Property technology businesses have in recent years experienced a stage of rapid growth, the market as a whole however is still very underdeveloped in comparison to other markets like Fintech. There is significant space in the market for ideas and growth. Beaumont Bailey support this by helping both early stage and developed businesses onboard the right people from parallel sectors. Bringing in expertise from other sectors can be both beneficial to the level of innovation in the market and experience with stages in the market that property has not seen yet but will be in the near future.
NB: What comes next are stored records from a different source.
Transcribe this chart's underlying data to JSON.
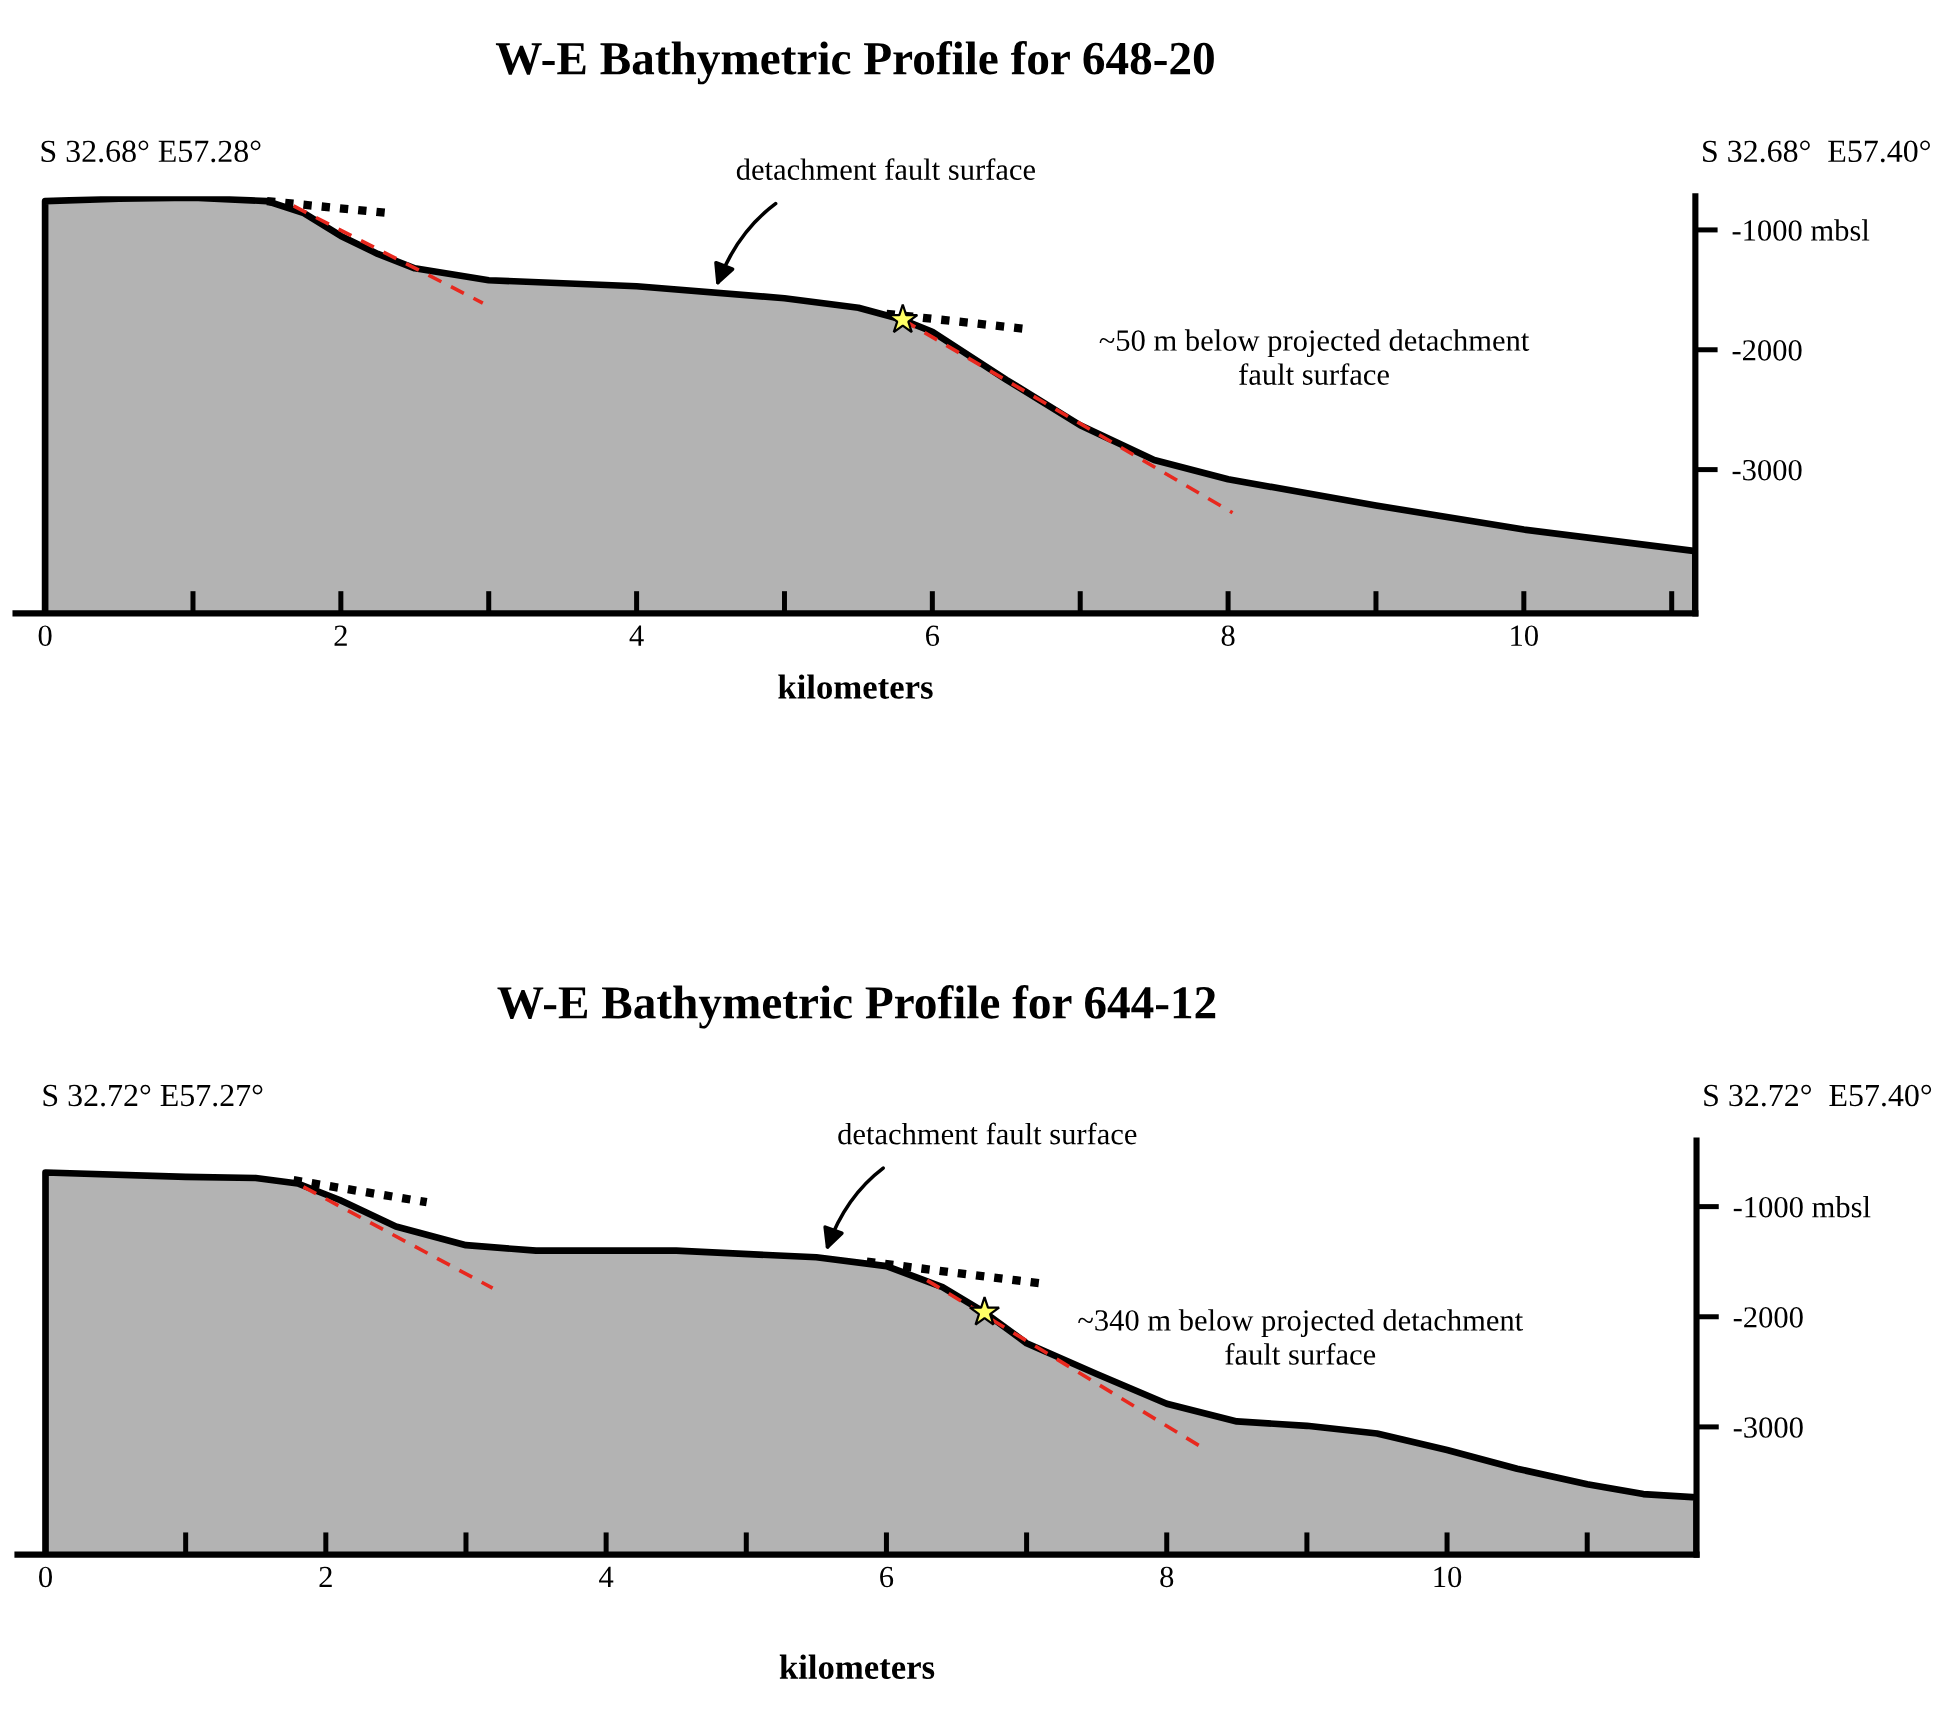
{
  "chart_data": [
    {
      "type": "area",
      "title": "W-E Bathymetric Profile for 648-20",
      "xlabel": "kilometers",
      "xlim": [
        -0.2,
        11.16
      ],
      "ylim": [
        -4200,
        -720
      ],
      "xticks": [
        0,
        {
          "value": 1,
          "label": null
        },
        2,
        {
          "value": 3,
          "label": null
        },
        4,
        {
          "value": 5,
          "label": null
        },
        6,
        {
          "value": 7,
          "label": null
        },
        8,
        {
          "value": 9,
          "label": null
        },
        10,
        {
          "value": 11,
          "label": null
        }
      ],
      "yticks": [
        {
          "value": -1000,
          "label": "-1000 mbsl"
        },
        {
          "value": -2000,
          "label": "-2000"
        },
        {
          "value": -3000,
          "label": "-3000"
        }
      ],
      "series": [
        {
          "color": "#b3b3b3",
          "x": [
            0,
            0.5,
            1,
            1.5,
            1.75,
            2,
            2.25,
            2.5,
            3,
            4,
            5,
            5.5,
            5.8,
            6,
            6.5,
            7,
            7.5,
            8,
            9,
            10,
            11.16
          ],
          "values": [
            -760,
            -740,
            -730,
            -760,
            -860,
            -1050,
            -1200,
            -1320,
            -1420,
            -1470,
            -1570,
            -1650,
            -1750,
            -1850,
            -2250,
            -2630,
            -2920,
            -3080,
            -3300,
            -3500,
            -3680
          ]
        },
        {
          "type": "line",
          "color": "#e8281e",
          "line_style": "dashed",
          "x": [
            1.68,
            2.96
          ],
          "values": [
            -800,
            -1610
          ]
        },
        {
          "type": "line",
          "color": "#e8281e",
          "line_style": "dashed",
          "x": [
            5.8,
            8.03
          ],
          "values": [
            -1750,
            -3360
          ]
        },
        {
          "type": "line",
          "color": "#000000",
          "line_style": "dotted",
          "x": [
            1.5,
            2.33
          ],
          "values": [
            -760,
            -860
          ]
        },
        {
          "type": "line",
          "color": "#000000",
          "line_style": "dotted",
          "x": [
            5.69,
            6.66
          ],
          "values": [
            -1700,
            -1830
          ]
        },
        {
          "type": "scatter",
          "color": "#ffff66",
          "marker": "star",
          "x": [
            5.8
          ],
          "values": [
            -1750
          ]
        }
      ],
      "annotations": [
        "S 32.68° E57.28°",
        "S 32.68°  E57.40°",
        {
          "text": "detachment fault surface",
          "x": 4.54,
          "y": -1470
        },
        "~50 m below projected detachment\nfault surface"
      ]
    },
    {
      "type": "area",
      "title": "W-E Bathymetric Profile for 644-12",
      "xlabel": "kilometers",
      "xlim": [
        -0.2,
        11.78
      ],
      "ylim": [
        -4160,
        -400
      ],
      "xticks": [
        0,
        {
          "value": 1,
          "label": null
        },
        2,
        {
          "value": 3,
          "label": null
        },
        4,
        {
          "value": 5,
          "label": null
        },
        6,
        {
          "value": 7,
          "label": null
        },
        8,
        {
          "value": 9,
          "label": null
        },
        10,
        {
          "value": 11,
          "label": null
        }
      ],
      "yticks": [
        {
          "value": -1000,
          "label": "-1000 mbsl"
        },
        {
          "value": -2000,
          "label": "-2000"
        },
        {
          "value": -3000,
          "label": "-3000"
        }
      ],
      "series": [
        {
          "color": "#b3b3b3",
          "x": [
            0,
            1,
            1.5,
            1.8,
            2.1,
            2.5,
            3,
            3.5,
            4.5,
            5.5,
            6,
            6.4,
            6.7,
            7,
            7.5,
            8,
            8.5,
            9,
            9.5,
            10,
            10.5,
            11,
            11.4,
            11.78
          ],
          "values": [
            -690,
            -730,
            -740,
            -790,
            -940,
            -1180,
            -1350,
            -1400,
            -1400,
            -1460,
            -1540,
            -1730,
            -1960,
            -2240,
            -2520,
            -2790,
            -2950,
            -2990,
            -3060,
            -3210,
            -3380,
            -3520,
            -3610,
            -3640
          ]
        },
        {
          "type": "line",
          "color": "#e8281e",
          "line_style": "dashed",
          "x": [
            1.84,
            3.19
          ],
          "values": [
            -820,
            -1740
          ]
        },
        {
          "type": "line",
          "color": "#e8281e",
          "line_style": "dashed",
          "x": [
            6.29,
            8.27
          ],
          "values": [
            -1670,
            -3200
          ]
        },
        {
          "type": "line",
          "color": "#000000",
          "line_style": "dotted",
          "x": [
            1.77,
            2.72
          ],
          "values": [
            -760,
            -960
          ]
        },
        {
          "type": "line",
          "color": "#000000",
          "line_style": "dotted",
          "x": [
            5.86,
            7.12
          ],
          "values": [
            -1500,
            -1700
          ]
        },
        {
          "type": "scatter",
          "color": "#ffff66",
          "marker": "star",
          "x": [
            6.7
          ],
          "values": [
            -1960
          ]
        }
      ],
      "annotations": [
        "S 32.72° E57.27°",
        "S 32.72°  E57.40°",
        {
          "text": "detachment fault surface",
          "x": 5.57,
          "y": -1400
        },
        "~340 m below projected detachment\nfault surface"
      ]
    }
  ]
}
When it comes to building up brand awareness there is often trade-off between creating a name and strategic partnerships. Expert property management firms have historically lacked the ability to let out space and therefore there has been a need to have a separate lettings company and property manager within one scheme. Strategic partnerships in this sense can be a barrier from creating brand awareness in an end-to-end perspective. Alternatives include exclusive partnerships with a property management business which some BTR investors have opted for, creating an umbrella brand.

Concluding remarks

As the majority of commercial and retail property markets continue to be adversely impacted by the pandemic, the residential real estate market continues to be benefit from the new work from home culture, with the importance of having the right space and set up at home continues to grow. BTR service providers have the unique opportunity to capitalise on this. For asset owner’s vertical integration allows the build-up of a strong brand image, which is important creating a community and enables the owners to stay in full control of all decisions, however with the downside of significant investment, creating both financial risk and inability to remain flexible. Strategic partnerships on the other hand allows owners to access best in class partners enabling them to deliver a high-quality asset and service across the BTR process, this enables the developer and associated parties to focus on each of their respective areas of expertise, and ability to scale across a number of different regions rather than concentrating within region in order to make vertical integration viable.